Lamentablemente,
el “turista” se ha convertido en el embajador de lo urbano, de lo banal, del
espectáculo. El “turista” es una persona con un plano en una mano y una cámara
de fotos en la otra. Es un espectador de imágenes que a alguien le interesa
vender. El turista pasa por un lugar, no lo vive. El turista observa un lugar,
pero no lo comprende. El turista asiste embobado al folklore (un folklore
edulcorado, empaquetado y listo para vender), pero no interioriza la cultura de
un lugar. El turista mira en la distancia a la gente del lugar que coloniza
temporalmente, pero no interactúa con ellos.
Esto se debe a que el turismo
representa la comercialización del tiempo de ocio. Vamos de viaje a otros
lugares como quien va al teatro. Nos sentamos en unas butacas y dejamos que
unos actores representen una realidad de la que nunca seremos partícipes.
Siguiendo esta línea ascendente,
comprendemos que el “turista” es simplemente el resultado monstruoso de la
concepción actual de “turismo”.
El hotel se ha convertido en esa
“fortaleza” inexpugnable donde el “turista” se aísla. Es como una sucursal del
hecho urbano. Como un McDonalds que un americano se encuentra en cualquier
rincón del mundo y que le hace sentirse como en casa. El hotel cuenta con sus
cafeterías, comedores, piscinas, espacios públicos, zonas de reuniones, etc. Y
da igual en que parte del mundo estemos. Estos componentes de los hoteles
siempre son iguales, independientemente de la parte del mundo en la que nos
encontremos.
Y todos los días los “turistas”
salen, plano y cámara en mano, de sus hoteles para pasearse por los sitios
emblemáticos que la “guía del buen turista” les señala.

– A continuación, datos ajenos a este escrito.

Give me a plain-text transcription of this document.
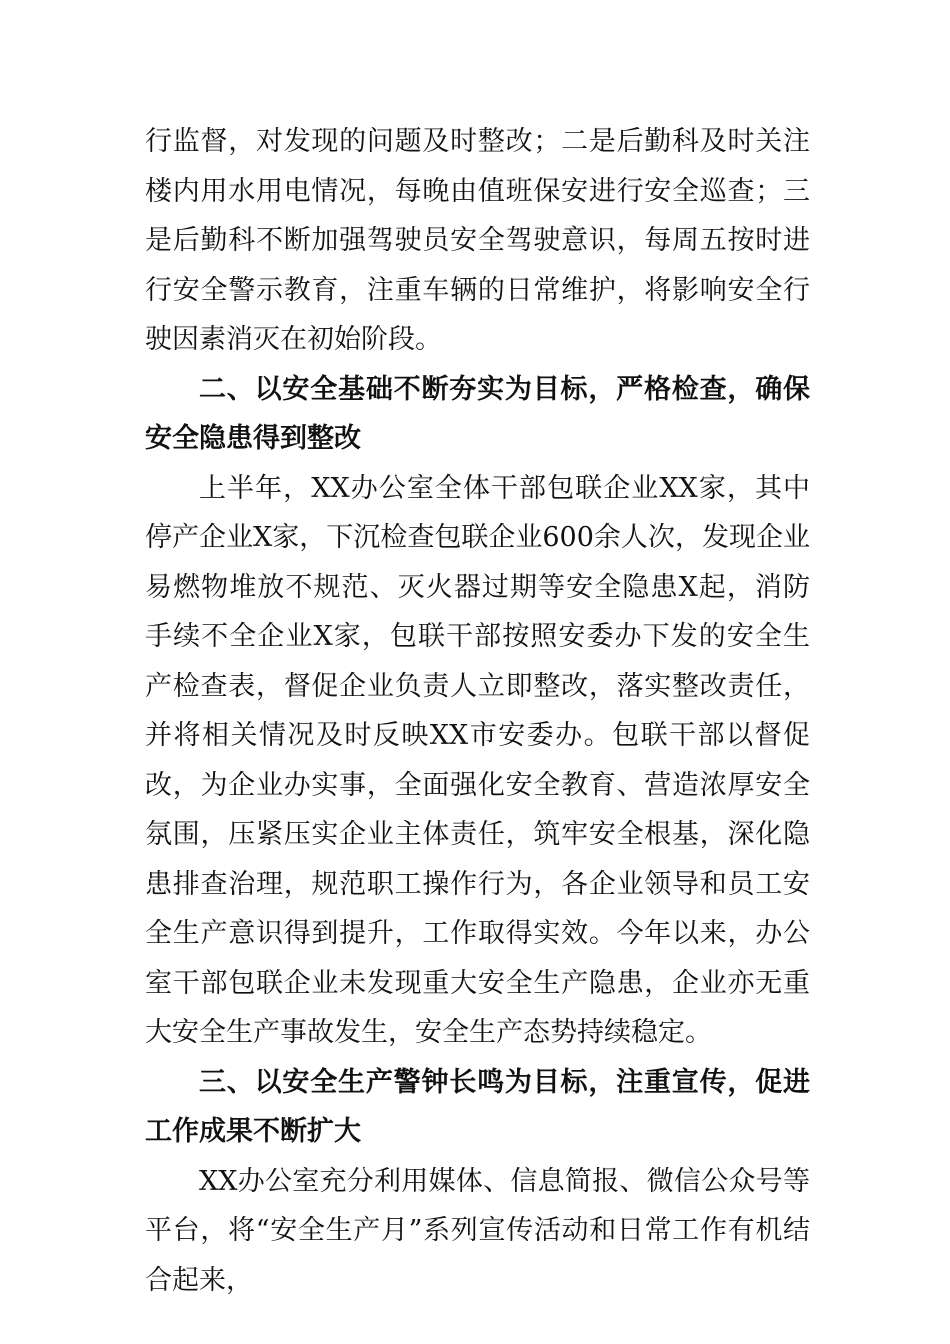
行监督，对发现的问题及时整改；二是后勤科及时关注楼内用水用电情况，每晚由值班保安进行安全巡查；三是后勤科不断加强驾驶员安全驾驶意识，每周五按时进行安全警示教育，注重车辆的日常维护，将影响安全行驶因素消灭在初始阶段。

二、以安全基础不断夯实为目标，严格检查，确保安全隐患得到整改

上半年，XX办公室全体干部包联企业XX家，其中停产企业X家，下沉检查包联企业600余人次，发现企业易燃物堆放不规范、灭火器过期等安全隐患X起，消防手续不全企业X家，包联干部按照安委办下发的安全生产检查表，督促企业负责人立即整改，落实整改责任，并将相关情况及时反映XX市安委办。包联干部以督促改，为企业办实事，全面强化安全教育、营造浓厚安全氛围，压紧压实企业主体责任，筑牢安全根基，深化隐患排查治理，规范职工操作行为，各企业领导和员工安全生产意识得到提升，工作取得实效。今年以来，办公室干部包联企业未发现重大安全生产隐患，企业亦无重大安全生产事故发生，安全生产态势持续稳定。

三、以安全生产警钟长鸣为目标，注重宣传，促进工作成果不断扩大

XX办公室充分利用媒体、信息简报、微信公众号等平台，将“安全生产月”系列宣传活动和日常工作有机结合起来，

Se trata, también, de un problema
económico-infraestructural. Hoy en día, la mayoría de los hoteles se entienden
como unos elementos autosuficientes en donde un “turista” podría vivir sin
salir de ellos durante un tiempo indefinido. Es una máquina generadora de
dinero, pero que, generalmente, no enriquece económica ni infraestructuralmente
al lugar donde se asienta. No le da nada al lugar ni a sus gentes. Los turistas
disfrutan de lo que el sitio les ofrece, pero no dan nada a cambio. El hotel
les da a los “turistas” cafeterías, comedores, excursiones programadas, ect.
Pero siempre previo paso por caja.
Eso genera una barrera insalvable
entre los habitantes de Pantín y los “turistas”.
¿Por qué no crear algo que sirva de
unión entre los habitantes de Pantín y la gente que va temporalmente? ¿Por qué
construir cosas que Pantín ya puede ofrecernos? ¿Por qué no hacer de los
“turistas” auténticos aventureros que estén dispuestos a entender, a mirar, a
aprender, a relacionar? ¿Por qué no hacerles ver que no todo es espectáculo?
No quiero
hacer una “fortaleza” para el “turista”.
No quiero
hacer un proyecto autosuficiente, que sólo sirva para su propio
enriquecimiento.
No quiero
hacer que la gente se hospede en una extensión del hecho urbano, en una
sucursal de una sociedad del espectáculo de la que el entorno rural sigue
escapando a duras penas.
No quiero, en fin, que en Pantín
existan dos realidades, dos mundos que nada tienen que ver el uno con el otro.
Lo urbano y lo rural. Lo autóctono y lo foráneo. Lo real y lo espectacular.